Throw It at Something Big and Glassy

   

“It is what it is,” said my friend, Biker Bill from down the street. Biker Bill was blowing off the West’s heat records, as he kept working on his bikes. He was headed to Montana for several day ride in the sun. Being a devoted climate change obsessionist, I looked at him in shock.

    “How can you be so callous? You lived in Australia years ago and loved it and now you are watching it burn up. Not to mention the death of the Great Barrier. And now our very own West is burning. The national parks, the wilderness areas are eventually going burn. Gone forever,” I shouted.

    “As I said,” he said, “It is what it is. What do you, one lonely, pathetic soul, plan to do about it? 99.9999 percent of almost 8 billion people aren’t going to do diddley squat about it, and you think a few thousand other zealots like you could stop a million downhill runaway freight trains, packing heat,” he said as he torqued down on the cam bolt. He was really impressed with his clever little metaphor. “Oops, maybe I should back off. The cam bolt, that is. Not you,” he laughed uproariously. I didn’t.

    I have thought about that conversation a lot since then. I reflected to the 1980s, when I first got involved in climate change research and advocacy. Had we listened to the scientists, the canaries in the global mineshaft, we probably wouldn’t be experiencing the record-shattering temperatures we are today, four decades hence. And now, as we helplessly stand by and watch in bereavement, breath-takingly beautiful Australia and the American West burn up, the reality of climate change is finally sinking in even to the most obdurate. I believe those of us who care for Earth and the future for our descendants, are really scared. We have been slowly, and insidiously, entering a Hell on Earth for which we are totally unprepared. Now what?
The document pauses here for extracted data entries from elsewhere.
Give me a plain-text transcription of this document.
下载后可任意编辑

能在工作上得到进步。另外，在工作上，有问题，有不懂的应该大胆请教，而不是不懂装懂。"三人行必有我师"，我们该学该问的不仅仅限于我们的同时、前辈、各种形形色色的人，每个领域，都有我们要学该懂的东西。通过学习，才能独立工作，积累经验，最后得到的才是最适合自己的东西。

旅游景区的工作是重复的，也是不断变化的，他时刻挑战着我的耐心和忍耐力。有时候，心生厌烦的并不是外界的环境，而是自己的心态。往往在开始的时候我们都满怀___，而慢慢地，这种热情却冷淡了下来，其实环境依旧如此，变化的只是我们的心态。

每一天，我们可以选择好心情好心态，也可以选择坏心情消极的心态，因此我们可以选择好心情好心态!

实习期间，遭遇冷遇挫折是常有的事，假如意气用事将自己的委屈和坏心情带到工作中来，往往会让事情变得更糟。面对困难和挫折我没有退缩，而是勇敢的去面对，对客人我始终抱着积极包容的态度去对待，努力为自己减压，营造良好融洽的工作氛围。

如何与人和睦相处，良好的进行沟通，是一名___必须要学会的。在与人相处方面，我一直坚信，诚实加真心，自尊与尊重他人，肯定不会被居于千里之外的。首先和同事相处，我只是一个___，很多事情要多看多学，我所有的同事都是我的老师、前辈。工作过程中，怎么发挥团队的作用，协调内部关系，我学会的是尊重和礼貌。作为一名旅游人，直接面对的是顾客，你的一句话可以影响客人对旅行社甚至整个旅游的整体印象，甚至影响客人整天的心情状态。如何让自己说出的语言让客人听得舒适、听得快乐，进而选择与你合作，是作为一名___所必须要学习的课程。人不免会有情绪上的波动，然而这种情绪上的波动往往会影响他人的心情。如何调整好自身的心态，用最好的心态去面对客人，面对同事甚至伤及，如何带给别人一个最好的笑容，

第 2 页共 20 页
     Biker Bill said, “It is what it is.” Perhaps but does that mean we throw in the towel? It may take a nuclear war or mega cyber-attack, bringing society and infrastructure to a grinding halt, resulting in MILLIONS of deaths. It would have to be millions, because 600,000 dead people from Covid didn’t move us to forget our differences and work as one big team.  

    I’d like to think we don’t have to accept my neighbor’s complacency and let the future run itself. This option may be acceptable to those of us who choose to ignore the science and scientists and believe that the After Life will be better anyway and don’t care about our children and grandchildren and great grandchildren.

    I’d rather go down swinging. Edward Abbey wrote in his introduction to Desert Solitaire, “Don’t drop it on your foot—throw it at something big and glassy. What do you have to lose?” I have never forgotten those lines or that book. If we assume that as much as 50% of us voted for an illusionist in 2020, roughly half the country, 74 million people are living in a fictional bubble, kept afloat by ignorance, stupidity, selfishness, insensitivity, and greed. They are not likely to change even though they may be broiling in their backyard or riding their bed down a river. Unfortunately, those 50% are heavy baggage, dead weight on that accelerating runaway climate change train Biker Bill talks about.

    A few months ago, my wife and I were in Abbey country in Tucson, and I thought about the ancient saguaros having to survive 120 degrees, day after day. I would like to think that my hero, Edward Abbey, wouldn’t have just grabbed another cool one, and instead fought to save his desert, ignoring complacency, and thrown a metaphorical rock at “something big and glassy.”

    It behooves those 50% of us in the U.S., who are not residing in that bubble, and “Living on A Prayer,” as Jon Bon Jovi put it, to not accept complacency toward these record temperatures. Instead, we should focus our energy on ameliorating the reality of extreme heat for human generations and the plants and animals to come. They must sit and suffer day after day for our ignorance. They don’t have the luxury of escaping to air conditioning.